Kunjungan Tim HAkA disambut Ketua Majelis Adat Aceh (MAA) Kabupaten Aceh Singkil H Zakirun Pohan SAg MM, Wakil Ketua Riwayanto dan Sahbudin SHB, Kepala Sekretariat Abd Rahman S.iKom serta para Kabid dan anggota lainnya.
Ahmadi mengungkapkan, HAkA sempat terkejut, karena terpantau melalui satelit, bahwa kawasan Rawa Singkil di wilayah Kabupaten Aceh Selatan sebagian besar rusak akibat dirambah.
Sehingga untuk upaya menjaga dan melestarikannya, HAkA berinisiasi melakukan kerjasama dengan Lembaga Adat setempat, dengan melakukan komunikasi secara persuasif, agar lebih akrab dengan masyarakat yang berdampingan dengan kawasan Rawa Singkil yang merupakan habitatnya orangutan sumatera, harimau, dan satwa dilindungi lainnya.
Tujuannya untuk singkronisasi dengan masyarakat tersebut, untuk memberikan contoh yang baik, yakni masyarakat tetap bisa memanfaatkan kawasan SM, namun tidak merusak kawasan tersebut, sesuai dengan adat dan budaya lokal setempat.
HAkA juga berinisiasi untuk menerbitkan karya tulis yang akan dirangkum dalam sebuah buku, yang menceritakan bagaimana kehidupan masyarakat yang berdampingan dengan kawasan SMRS yang menjadi sumber penghidupannya.
“Ini menjadi sebuah tanggung jawab moral kita untuk memberikan kontribusi moril kita bersama,” ucapnya
Menariknya masyarakat bisa berdampingan dengan akrab dan memanfaatkan potensi kawasan Rawa Singkil ini tanpa merusaknya. Sehingga untuk pelaksanaannya harus bekerjasama dengan adat budaya lokal, dan karena ada Lembaga MAA kita harapkan bisa berkolaborasi untuk melakukan bersama pelestarian tersebut.

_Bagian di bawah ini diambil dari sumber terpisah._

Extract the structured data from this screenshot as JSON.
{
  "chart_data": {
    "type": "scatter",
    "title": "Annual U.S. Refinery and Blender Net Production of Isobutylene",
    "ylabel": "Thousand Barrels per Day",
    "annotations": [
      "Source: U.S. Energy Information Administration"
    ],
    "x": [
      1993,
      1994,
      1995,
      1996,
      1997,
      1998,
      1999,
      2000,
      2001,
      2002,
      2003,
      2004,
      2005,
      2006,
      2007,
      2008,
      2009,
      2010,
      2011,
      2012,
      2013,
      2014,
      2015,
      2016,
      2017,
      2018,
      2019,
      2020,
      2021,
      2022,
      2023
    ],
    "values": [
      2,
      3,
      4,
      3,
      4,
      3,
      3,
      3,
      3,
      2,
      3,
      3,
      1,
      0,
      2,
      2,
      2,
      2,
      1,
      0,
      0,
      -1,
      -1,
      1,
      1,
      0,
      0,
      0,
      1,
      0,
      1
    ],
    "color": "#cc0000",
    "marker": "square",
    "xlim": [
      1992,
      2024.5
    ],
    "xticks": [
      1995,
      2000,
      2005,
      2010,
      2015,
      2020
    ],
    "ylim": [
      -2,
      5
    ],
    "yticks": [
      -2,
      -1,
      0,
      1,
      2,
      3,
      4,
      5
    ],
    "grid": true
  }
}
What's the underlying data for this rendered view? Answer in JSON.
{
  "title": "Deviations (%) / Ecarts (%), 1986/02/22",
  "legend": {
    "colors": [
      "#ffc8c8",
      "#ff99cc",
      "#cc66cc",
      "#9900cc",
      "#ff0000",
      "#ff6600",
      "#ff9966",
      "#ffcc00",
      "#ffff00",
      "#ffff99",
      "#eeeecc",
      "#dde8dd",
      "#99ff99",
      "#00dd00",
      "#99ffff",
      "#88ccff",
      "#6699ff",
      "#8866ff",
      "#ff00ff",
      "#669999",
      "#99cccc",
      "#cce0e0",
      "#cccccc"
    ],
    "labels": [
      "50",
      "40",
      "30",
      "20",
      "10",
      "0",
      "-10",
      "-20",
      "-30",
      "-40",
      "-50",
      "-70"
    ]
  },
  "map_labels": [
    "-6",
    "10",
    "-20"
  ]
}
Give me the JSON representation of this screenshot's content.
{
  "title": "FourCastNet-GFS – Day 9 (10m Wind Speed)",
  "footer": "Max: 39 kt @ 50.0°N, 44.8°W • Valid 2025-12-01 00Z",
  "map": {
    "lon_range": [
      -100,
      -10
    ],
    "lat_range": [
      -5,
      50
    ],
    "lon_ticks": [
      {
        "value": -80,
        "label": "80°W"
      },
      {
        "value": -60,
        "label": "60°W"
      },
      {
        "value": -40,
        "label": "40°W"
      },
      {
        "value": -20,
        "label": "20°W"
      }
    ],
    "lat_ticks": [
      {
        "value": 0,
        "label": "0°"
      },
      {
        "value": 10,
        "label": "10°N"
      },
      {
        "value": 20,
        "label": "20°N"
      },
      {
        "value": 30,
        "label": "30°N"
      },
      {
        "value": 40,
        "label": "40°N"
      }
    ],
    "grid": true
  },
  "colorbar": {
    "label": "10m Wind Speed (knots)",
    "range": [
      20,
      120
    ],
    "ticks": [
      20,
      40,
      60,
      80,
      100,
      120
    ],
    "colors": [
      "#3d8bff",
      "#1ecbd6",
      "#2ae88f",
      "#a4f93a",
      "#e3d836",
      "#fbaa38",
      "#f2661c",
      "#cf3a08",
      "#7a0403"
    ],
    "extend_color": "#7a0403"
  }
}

Misalnya, bagaimana masyarakat bisa mengambil sumberdaya yang ada dikawasan Rawa Singkil tersebut, seperti menangkap ikan lele, ataupun mengambil madu hutan, namun tidak merusak kawasan tersebut. Dan ini menarik untuk diceritakan,” ucap Ahmadi.
“Yang kita herankan ada pula masyarakat yang mengambil kayu bakar dan kayu untuk perahu malah dilarang dan ditangkap. Tapi perambahan malah dibiarkan, ini semua ada dalam catatan kami,” tambahnya.
Selanjutnya Kabid Hukum dan Advokasi yayasan HAKA Nurul Ikhsan menambahkan, untuk kerjasama ini, HAkA perlu memperdalam lagi tentang kehidupan dan kebiasaan masyarakat melalui masukan dari Lembaga MAA. Sehingga perlu ada ide dan gagasan dari Lembaga Adat setempat.
Kawasan SM di Aceh Singkil cendrung lebih lestari dari SM Rawa Singkil yang ada di Aceh Selatan. Ada sekitar lebih 82 ribu ha yang masuk di kawasan Aceh Selatan, Aceh Singkil dan Subulussalam.
“Perlu eksplor dan investigasi agar bisa menghasilkan sebuah buku yang menceritakan tentang keakraban untuk Rawa Singkil,” ucapnya
Ketua MAA Aceh Singkil H Zakirun Pohan, dikonfirmasi waspada.id, Senin (27/1/2025) mengatakan, telah menggelar pertemuan dengan HAkA untuk rencana penandatanganan MoU terkait kerjasama penulisan buku dalam menjaga kawasan SM Rawa Singkil yang menjadi sumber penghidupan masyarakat.
Regulasi dalam penulisan buku ini nantinya tetap merujuk kepada tupoksi Lembaga MAA.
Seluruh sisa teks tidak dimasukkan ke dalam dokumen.